The straight-talking host of Americas Next Top Model has plans for a world dominion. Is the nations of the world ready?
” Oh my God, look at you !” Tyra Banks roars from down the hallway. I’m in the supermodel-turned-supermogul’s office in Santa Monica, but I’d been so distracted( looking at my phone, mortifyingly) that I hadn’t noticed her approach. “You’re like this!” she hoots, imitating my depleted jetlagged stance by usurp the constitute of a marionette whose puppeteer has let go of the strings.
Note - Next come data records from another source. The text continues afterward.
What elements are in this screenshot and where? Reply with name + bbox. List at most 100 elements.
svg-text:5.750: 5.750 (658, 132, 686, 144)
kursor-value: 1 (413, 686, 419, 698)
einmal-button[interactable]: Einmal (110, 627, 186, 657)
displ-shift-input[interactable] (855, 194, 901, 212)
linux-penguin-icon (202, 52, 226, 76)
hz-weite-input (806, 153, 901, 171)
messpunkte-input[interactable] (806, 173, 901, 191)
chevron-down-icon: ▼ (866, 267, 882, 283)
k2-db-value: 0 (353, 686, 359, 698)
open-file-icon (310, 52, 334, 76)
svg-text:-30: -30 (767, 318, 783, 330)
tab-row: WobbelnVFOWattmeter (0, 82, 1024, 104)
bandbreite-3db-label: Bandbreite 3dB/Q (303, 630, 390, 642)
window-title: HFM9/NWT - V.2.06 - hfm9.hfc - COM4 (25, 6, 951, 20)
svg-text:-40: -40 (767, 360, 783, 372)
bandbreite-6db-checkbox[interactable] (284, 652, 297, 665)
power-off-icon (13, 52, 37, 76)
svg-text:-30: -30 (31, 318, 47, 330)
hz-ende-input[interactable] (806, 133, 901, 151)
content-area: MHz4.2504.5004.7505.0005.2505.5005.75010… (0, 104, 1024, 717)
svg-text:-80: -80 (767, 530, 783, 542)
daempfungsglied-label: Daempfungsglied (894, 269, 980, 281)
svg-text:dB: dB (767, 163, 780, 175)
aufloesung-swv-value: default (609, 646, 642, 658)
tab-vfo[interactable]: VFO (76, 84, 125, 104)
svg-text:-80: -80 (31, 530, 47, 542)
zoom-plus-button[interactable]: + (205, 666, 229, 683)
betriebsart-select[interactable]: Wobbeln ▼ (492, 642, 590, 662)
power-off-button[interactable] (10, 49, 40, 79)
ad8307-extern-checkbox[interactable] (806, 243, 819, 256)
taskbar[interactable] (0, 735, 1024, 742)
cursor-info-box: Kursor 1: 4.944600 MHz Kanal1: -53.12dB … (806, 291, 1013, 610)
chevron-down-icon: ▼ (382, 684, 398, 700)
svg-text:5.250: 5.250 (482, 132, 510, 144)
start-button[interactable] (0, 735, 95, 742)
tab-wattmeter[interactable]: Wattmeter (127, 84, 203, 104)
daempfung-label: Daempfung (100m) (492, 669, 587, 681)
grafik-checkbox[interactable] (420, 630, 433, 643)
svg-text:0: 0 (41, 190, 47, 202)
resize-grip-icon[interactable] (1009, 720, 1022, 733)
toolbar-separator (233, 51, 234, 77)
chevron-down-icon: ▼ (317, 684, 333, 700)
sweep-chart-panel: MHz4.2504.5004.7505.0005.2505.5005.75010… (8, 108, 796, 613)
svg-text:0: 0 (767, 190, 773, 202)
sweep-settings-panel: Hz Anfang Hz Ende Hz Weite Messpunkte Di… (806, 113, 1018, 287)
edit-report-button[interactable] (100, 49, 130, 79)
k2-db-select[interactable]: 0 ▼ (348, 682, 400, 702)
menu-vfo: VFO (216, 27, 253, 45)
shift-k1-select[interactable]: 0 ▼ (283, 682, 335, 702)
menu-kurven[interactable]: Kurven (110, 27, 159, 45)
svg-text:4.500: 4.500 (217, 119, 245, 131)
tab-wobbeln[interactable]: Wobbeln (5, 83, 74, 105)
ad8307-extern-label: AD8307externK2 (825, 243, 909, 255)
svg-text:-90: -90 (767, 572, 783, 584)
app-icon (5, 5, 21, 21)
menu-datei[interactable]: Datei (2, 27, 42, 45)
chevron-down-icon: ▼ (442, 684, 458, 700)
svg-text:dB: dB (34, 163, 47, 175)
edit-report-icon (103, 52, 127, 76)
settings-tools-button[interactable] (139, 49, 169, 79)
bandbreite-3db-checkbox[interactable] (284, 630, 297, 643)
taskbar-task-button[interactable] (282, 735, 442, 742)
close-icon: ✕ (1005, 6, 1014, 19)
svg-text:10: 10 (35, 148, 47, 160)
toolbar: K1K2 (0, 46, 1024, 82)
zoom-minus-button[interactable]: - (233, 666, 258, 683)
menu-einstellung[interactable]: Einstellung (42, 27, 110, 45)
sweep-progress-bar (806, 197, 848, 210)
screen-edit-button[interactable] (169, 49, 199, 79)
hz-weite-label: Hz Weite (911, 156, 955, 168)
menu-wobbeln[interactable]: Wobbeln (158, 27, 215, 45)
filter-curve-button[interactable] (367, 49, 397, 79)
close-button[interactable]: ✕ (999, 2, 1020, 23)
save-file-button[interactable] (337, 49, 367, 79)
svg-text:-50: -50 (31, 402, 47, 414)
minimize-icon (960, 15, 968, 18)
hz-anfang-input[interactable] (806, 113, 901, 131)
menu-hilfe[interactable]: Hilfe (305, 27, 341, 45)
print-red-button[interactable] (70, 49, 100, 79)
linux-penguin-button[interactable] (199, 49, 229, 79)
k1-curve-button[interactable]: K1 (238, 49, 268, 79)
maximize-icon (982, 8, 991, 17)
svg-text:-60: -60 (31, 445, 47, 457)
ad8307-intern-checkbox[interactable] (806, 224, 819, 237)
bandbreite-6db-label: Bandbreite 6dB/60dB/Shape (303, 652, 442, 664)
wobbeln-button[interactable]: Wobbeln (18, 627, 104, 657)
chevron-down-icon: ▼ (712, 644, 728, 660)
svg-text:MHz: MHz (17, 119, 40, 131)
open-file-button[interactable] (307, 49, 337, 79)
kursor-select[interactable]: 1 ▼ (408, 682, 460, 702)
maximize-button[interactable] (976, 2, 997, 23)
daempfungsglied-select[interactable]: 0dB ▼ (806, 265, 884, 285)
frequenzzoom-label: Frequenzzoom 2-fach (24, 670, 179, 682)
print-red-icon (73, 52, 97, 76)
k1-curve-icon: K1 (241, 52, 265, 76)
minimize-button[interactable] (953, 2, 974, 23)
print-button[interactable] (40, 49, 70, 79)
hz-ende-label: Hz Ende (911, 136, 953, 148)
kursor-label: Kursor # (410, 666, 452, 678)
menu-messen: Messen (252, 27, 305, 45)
Under normal contexts, being scorned by one of the world’s most famous supermodels would feel close to bullying. But Banks- as she ever does on her hugely successful TV see, America’s Next Top Model– constitutes herself the joke, tripping over (” Whoops !”) and pitying about our mutual tirednes.” I’m like, really give me some snacks, you know what I’m saying ?” she cackles. She’s wearing a blazer over a dark T-shirt, a necklace with a big B dangling from it, dark trousers and boots. Her hair is long and auburn, and when I tell her how much I like the quality she makes a hearty laugh:” It’s a wig! Can’t you tell ?” We walk into a boardroom and sit opposite one another.” This doesn’t feel very intimate ,” she says regretfully. In person, Banks shows less of the uber-confident, camp large-scale sister vibe that has attained her such an cute TV presenter, and is more like an eager-to-please friend.